Pernyataan kebijakan menyatakan bahwa untuk pengembangan industri terpadu, itu akan mempromosikan konsep federalisme ekonomi dengan mendirikan beberapa pabrik inti di setiap distrik, yang diidentifikasi sebagai distrik industri terbelakang, untuk menghasilkan sebanyak mungkin unit tambahan dan unit kecil dan pondok.

  1. Tanaman Inti:

Kebijakan baru tersebut telah memperkenalkan konsep pabrik inti yang akan berkonsentrasi pada perakitan produk dari unit tambahan yang berada dalam orbitnya, pada produksi input yang dibutuhkan oleh sejumlah besar unit yang lebih kecil dan membuat pengaturan pemasaran yang memadai. Pabrik inti juga akan membuat ketentuan untuk meningkatkan teknologi unit-unit kecil.

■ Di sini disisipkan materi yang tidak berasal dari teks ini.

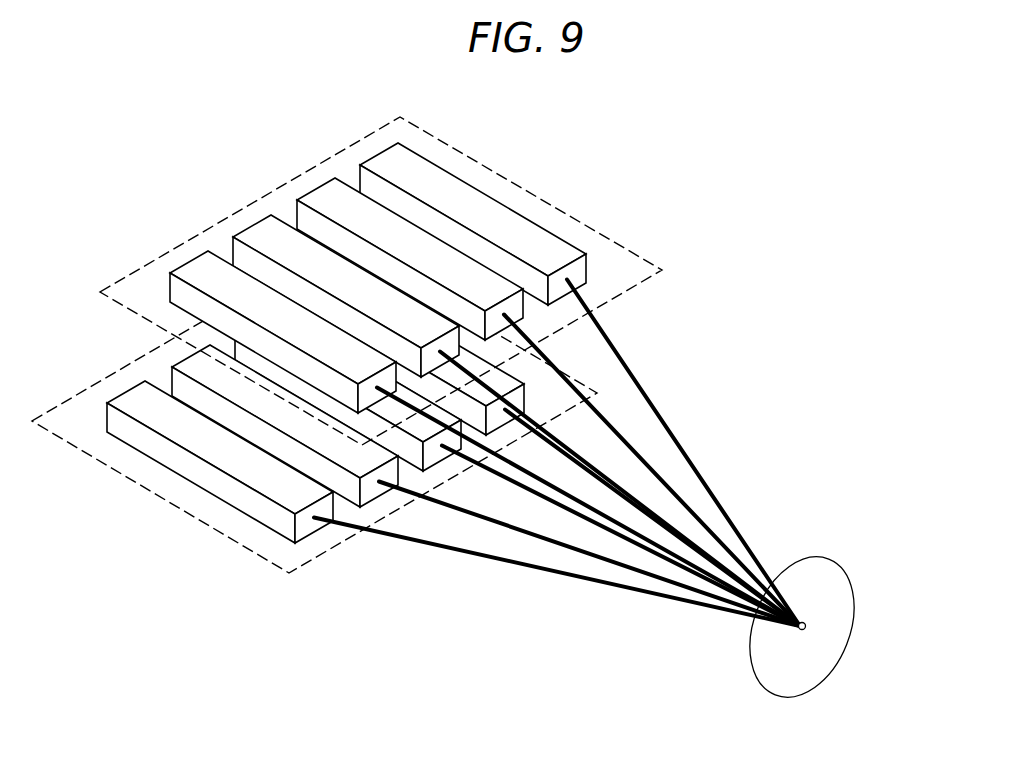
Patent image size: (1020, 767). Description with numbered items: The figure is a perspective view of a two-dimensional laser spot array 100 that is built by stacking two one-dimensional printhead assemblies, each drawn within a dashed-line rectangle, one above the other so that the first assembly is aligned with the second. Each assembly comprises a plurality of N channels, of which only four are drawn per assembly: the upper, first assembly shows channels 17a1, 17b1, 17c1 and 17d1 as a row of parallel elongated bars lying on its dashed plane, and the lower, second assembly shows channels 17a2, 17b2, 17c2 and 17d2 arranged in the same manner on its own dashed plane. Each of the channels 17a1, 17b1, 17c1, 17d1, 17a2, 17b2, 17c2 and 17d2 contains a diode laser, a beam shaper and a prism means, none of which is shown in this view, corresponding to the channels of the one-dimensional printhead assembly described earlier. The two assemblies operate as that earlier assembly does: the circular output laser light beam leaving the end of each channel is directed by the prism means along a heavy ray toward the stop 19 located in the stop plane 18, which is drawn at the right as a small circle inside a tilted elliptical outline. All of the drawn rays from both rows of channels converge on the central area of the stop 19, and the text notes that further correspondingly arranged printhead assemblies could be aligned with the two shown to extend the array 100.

The two-dimensional laser spot array 100 is at (730, 150).
The channel 17a1 is at (380, 153).
The channel 17b1 is at (315, 188).
The channel 17c1 is at (252, 228).
The channel 17d1 is at (187, 260).
The channel 17a2 is at (520, 392).
The channel 17b2 is at (432, 457).
The channel 17c2 is at (185, 350).
The channel 17d2 is at (130, 394).
The stop plane 18 is at (833, 578).
The stop 19 is at (805, 628).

  1. Mendefinisikan Ulang Unit Kecil:

Mengingat cukup banyak perubahan tingkat harga, peningkatan harga dan untuk mengembangkan industri rumah tangga dan industri kecil, Pemerintah memutuskan:

(a) Untuk menaikkan batas investasi sehubungan dengan unit-unit kecil dari Rs. 1 lakh menjadi Rp. 2 lakh;

(b) Menaikkan batas investasi untuk unit skala kecil dari Rs. 10 lakh menjadi Rp. 20 lakh; dan

(c) Menaikkan batas investasi untuk unit tambahan dari Rs. 15 lakh menjadi Rp. 25 lakh.

Dengan demikian, revisi ke atas batas investasi akan menghilangkan kecenderungan untuk menghindari batas saat ini dengan meremehkan nilai mesin dan peralatan, pemalsuan akun atau menggunakan unit ‘benami’. Ini juga akan membantu pengusaha yang memenuhi syarat untuk mendirikan unit skala kecil asli dan juga memfasilitasi modernisasi unit skala kecil yang sudah lama tertunda.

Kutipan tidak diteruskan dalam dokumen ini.